Alexandr erzählt: „Wir wissen immer noch nicht, was mit ihnen passiert ist, wie sie behandelt wurden, wie sie starben und wo sie begraben wurden. Aber es hat uns gestärkt zu wissen, dass sie Jehova bis in den Tod treu geblieben sind.“
Alexandrs geistiges Erbe und seine eigenen Erfahrungen in Sibirien haben ihn auf die gegenwärtige Verfolgung vorbereitet. Er sagt: „Ich habe mich an die Durchsuchungen gewöhnt, weil sie schon seit meiner Kindheit passieren. Jehova hat damals für uns gesorgt und ich weiß, er wird es weiter tun.“
„Was mich ebenfalls stärkt“, erklärt Alexandr, „ist das tägliche Bibelstudium und Nachsinnen, der regelmäßige Besuch der Zusammenkünfte und der Austausch mit anderen Brüdern und Schwestern.“
Außerdem liest er regelmäßig die Berichte von anderen Brüdern, die unter Verfolgung leben, und ihr Mut gibt ihm Kraft. Er sagt: „Ich lese, was einige Brüder in ihren Schlussbemerkungen vor Gericht gesagt haben. Durch ihr mutiges Zeugnis erfüllen sich die prophetischen Worte Jesu: „Ihr werdet meinetwegen vor Statthalter und Könige gebracht werden – als Zeugnis für sie und die anderen Völker“ (Matthäus 10:18).

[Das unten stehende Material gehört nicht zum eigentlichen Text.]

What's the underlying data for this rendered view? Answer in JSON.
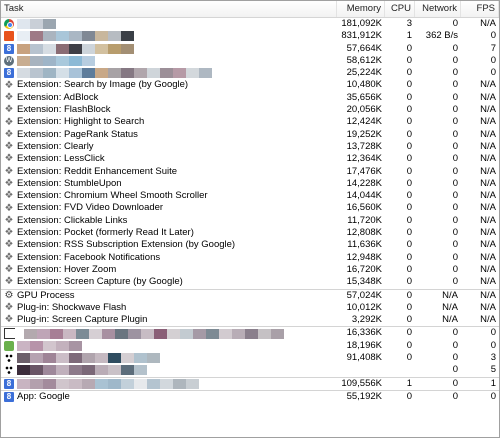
{
  "columns": {
    "task": "Task",
    "memory": "Memory",
    "cpu": "CPU",
    "network": "Network",
    "fps": "FPS"
  },
  "rows": [
    {
      "icon": "chrome-icon",
      "label": "",
      "memory": "181,092K",
      "cpu": "3",
      "network": "0",
      "fps": "N/A",
      "pix": [
        "#dfe6ee",
        "#c9cfd7",
        "#9ba6b0"
      ]
    },
    {
      "icon": "feed-icon",
      "label": "",
      "memory": "831,912K",
      "cpu": "1",
      "network": "362 B/s",
      "fps": "0",
      "pix": [
        "#e8eef4",
        "#9e7a86",
        "#aab4bf",
        "#a9c6d9",
        "#aab7c4",
        "#7f8894",
        "#c8b79d",
        "#b7bcc2",
        "#3a3f46"
      ]
    },
    {
      "icon": "google-icon",
      "label": "",
      "memory": "57,664K",
      "cpu": "0",
      "network": "0",
      "fps": "7",
      "pix": [
        "#c8a27f",
        "#b7c3cf",
        "#d6dde3",
        "#8a6c73",
        "#3f3f46",
        "#cdd4da",
        "#d2c09f",
        "#b89d6d",
        "#a38f74"
      ]
    },
    {
      "icon": "wordpress-icon",
      "label": "",
      "memory": "58,612K",
      "cpu": "0",
      "network": "0",
      "fps": "0",
      "pix": [
        "#c8ad91",
        "#a7b3bf",
        "#9eb5c8",
        "#a9c9dc",
        "#8dbad6",
        "#b7cde0"
      ]
    },
    {
      "icon": "google-icon",
      "label": "",
      "memory": "25,224K",
      "cpu": "0",
      "network": "0",
      "fps": "0",
      "pix": [
        "#d5dbe1",
        "#b9c4cf",
        "#9fb5c4",
        "#d4dfe7",
        "#a8c2d8",
        "#5d7c9b",
        "#c8a887",
        "#a7a2a5",
        "#857883",
        "#b0a6ac",
        "#cfd5da",
        "#9c8f98",
        "#b69aa6",
        "#d3d8dc",
        "#aeb8c2"
      ]
    },
    {
      "icon": "puzzle-icon",
      "label": "Extension: Search by Image (by Google)",
      "memory": "10,480K",
      "cpu": "0",
      "network": "0",
      "fps": "N/A"
    },
    {
      "icon": "puzzle-icon",
      "label": "Extension: AdBlock",
      "memory": "35,656K",
      "cpu": "0",
      "network": "0",
      "fps": "N/A"
    },
    {
      "icon": "puzzle-icon",
      "label": "Extension: FlashBlock",
      "memory": "20,056K",
      "cpu": "0",
      "network": "0",
      "fps": "N/A"
    },
    {
      "icon": "puzzle-icon",
      "label": "Extension: Highlight to Search",
      "memory": "12,424K",
      "cpu": "0",
      "network": "0",
      "fps": "N/A"
    },
    {
      "icon": "puzzle-icon",
      "label": "Extension: PageRank Status",
      "memory": "19,252K",
      "cpu": "0",
      "network": "0",
      "fps": "N/A"
    },
    {
      "icon": "puzzle-icon",
      "label": "Extension: Clearly",
      "memory": "13,728K",
      "cpu": "0",
      "network": "0",
      "fps": "N/A"
    },
    {
      "icon": "puzzle-icon",
      "label": "Extension: LessClick",
      "memory": "12,364K",
      "cpu": "0",
      "network": "0",
      "fps": "N/A"
    },
    {
      "icon": "puzzle-icon",
      "label": "Extension: Reddit Enhancement Suite",
      "memory": "17,476K",
      "cpu": "0",
      "network": "0",
      "fps": "N/A"
    },
    {
      "icon": "puzzle-icon",
      "label": "Extension: StumbleUpon",
      "memory": "14,228K",
      "cpu": "0",
      "network": "0",
      "fps": "N/A"
    },
    {
      "icon": "puzzle-icon",
      "label": "Extension: Chromium Wheel Smooth Scroller",
      "memory": "14,044K",
      "cpu": "0",
      "network": "0",
      "fps": "N/A"
    },
    {
      "icon": "puzzle-icon",
      "label": "Extension: FVD Video Downloader",
      "memory": "16,560K",
      "cpu": "0",
      "network": "0",
      "fps": "N/A"
    },
    {
      "icon": "puzzle-icon",
      "label": "Extension: Clickable Links",
      "memory": "11,720K",
      "cpu": "0",
      "network": "0",
      "fps": "N/A"
    },
    {
      "icon": "puzzle-icon",
      "label": "Extension: Pocket (formerly Read It Later)",
      "memory": "12,808K",
      "cpu": "0",
      "network": "0",
      "fps": "N/A"
    },
    {
      "icon": "puzzle-icon",
      "label": "Extension: RSS Subscription Extension (by Google)",
      "memory": "11,636K",
      "cpu": "0",
      "network": "0",
      "fps": "N/A"
    },
    {
      "icon": "puzzle-icon",
      "label": "Extension: Facebook Notifications",
      "memory": "12,948K",
      "cpu": "0",
      "network": "0",
      "fps": "N/A"
    },
    {
      "icon": "puzzle-icon",
      "label": "Extension: Hover Zoom",
      "memory": "16,720K",
      "cpu": "0",
      "network": "0",
      "fps": "N/A"
    },
    {
      "icon": "puzzle-icon",
      "label": "Extension: Screen Capture (by Google)",
      "memory": "15,348K",
      "cpu": "0",
      "network": "0",
      "fps": "N/A"
    },
    {
      "icon": "gear-icon",
      "label": "GPU Process",
      "memory": "57,024K",
      "cpu": "0",
      "network": "N/A",
      "fps": "N/A",
      "group": true
    },
    {
      "icon": "puzzle-icon",
      "label": "Plug-in: Shockwave Flash",
      "memory": "10,012K",
      "cpu": "0",
      "network": "N/A",
      "fps": "N/A"
    },
    {
      "icon": "puzzle-icon",
      "label": "Plug-in: Screen Capture Plugin",
      "memory": "3,292K",
      "cpu": "0",
      "network": "N/A",
      "fps": "N/A"
    },
    {
      "icon": "bracket-icon",
      "label": "",
      "memory": "16,336K",
      "cpu": "0",
      "network": "0",
      "fps": "0",
      "group": true,
      "pix": [
        "#b3a9ae",
        "#bfa5b7",
        "#a77e95",
        "#c9b7c2",
        "#7c8b96",
        "#d6cfd4",
        "#a890a1",
        "#6a7580",
        "#9d93a1",
        "#c7bcc4",
        "#8a5f77",
        "#d4d0d3",
        "#c3cbd1",
        "#a59aa6",
        "#7d8a94",
        "#d2cbd0",
        "#b8adb6",
        "#8a7f8c",
        "#c5c1c4",
        "#a9a0a8"
      ]
    },
    {
      "icon": "plugin-icon",
      "label": "",
      "memory": "18,196K",
      "cpu": "0",
      "network": "0",
      "fps": "0",
      "pix": [
        "#cab4c3",
        "#b793a9",
        "#d2c5cd",
        "#c3b1bd",
        "#a894a3"
      ]
    },
    {
      "icon": "dots-icon",
      "label": "",
      "memory": "91,408K",
      "cpu": "0",
      "network": "0",
      "fps": "3",
      "pix": [
        "#6c5f6a",
        "#b6a2b1",
        "#9f8497",
        "#cbbdc7",
        "#7e6a7a",
        "#b0a4ad",
        "#c5b9c1",
        "#2f4d60",
        "#d4ced2",
        "#b0c2ce",
        "#aeb8bf"
      ]
    },
    {
      "icon": "dots-icon",
      "label": "",
      "memory": "",
      "cpu": "",
      "network": "0",
      "fps": "5",
      "pix": [
        "#3c2d3b",
        "#6a5566",
        "#9e889a",
        "#c0b0bc",
        "#8d7a8a",
        "#7b6878",
        "#b9acb6",
        "#c9c1c7",
        "#5c6d7b",
        "#b3c1cb"
      ]
    },
    {
      "icon": "google-icon",
      "label": "",
      "memory": "109,556K",
      "cpu": "1",
      "network": "0",
      "fps": "1",
      "group": true,
      "pix": [
        "#c8b4c1",
        "#b3a0ad",
        "#a38b9c",
        "#d0c5cc",
        "#c9bbc4",
        "#b7a9b3",
        "#a9c2d3",
        "#9fb8ca",
        "#c2d0da",
        "#e6e9ec",
        "#b4c4d0",
        "#d2d8dd",
        "#aeb6bd",
        "#c8ced3"
      ]
    },
    {
      "icon": "google-icon",
      "label": "App: Google",
      "memory": "55,192K",
      "cpu": "0",
      "network": "0",
      "fps": "0",
      "group": true
    }
  ]
}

Unsere Brüder und Schwestern harren unter Verfolgung aus und blühen sogar auf, weil unser Gott Jehova ihnen liebevoll beisteht. Sie sind der lebende Beweis, dass Davids inspirierte Worte wahr sind: „Alle aber, die bei dir [Jehova] Schutz suchen, werden sich freuen, ihr Jubel wird kein Ende haben“ (Psalm 5:11).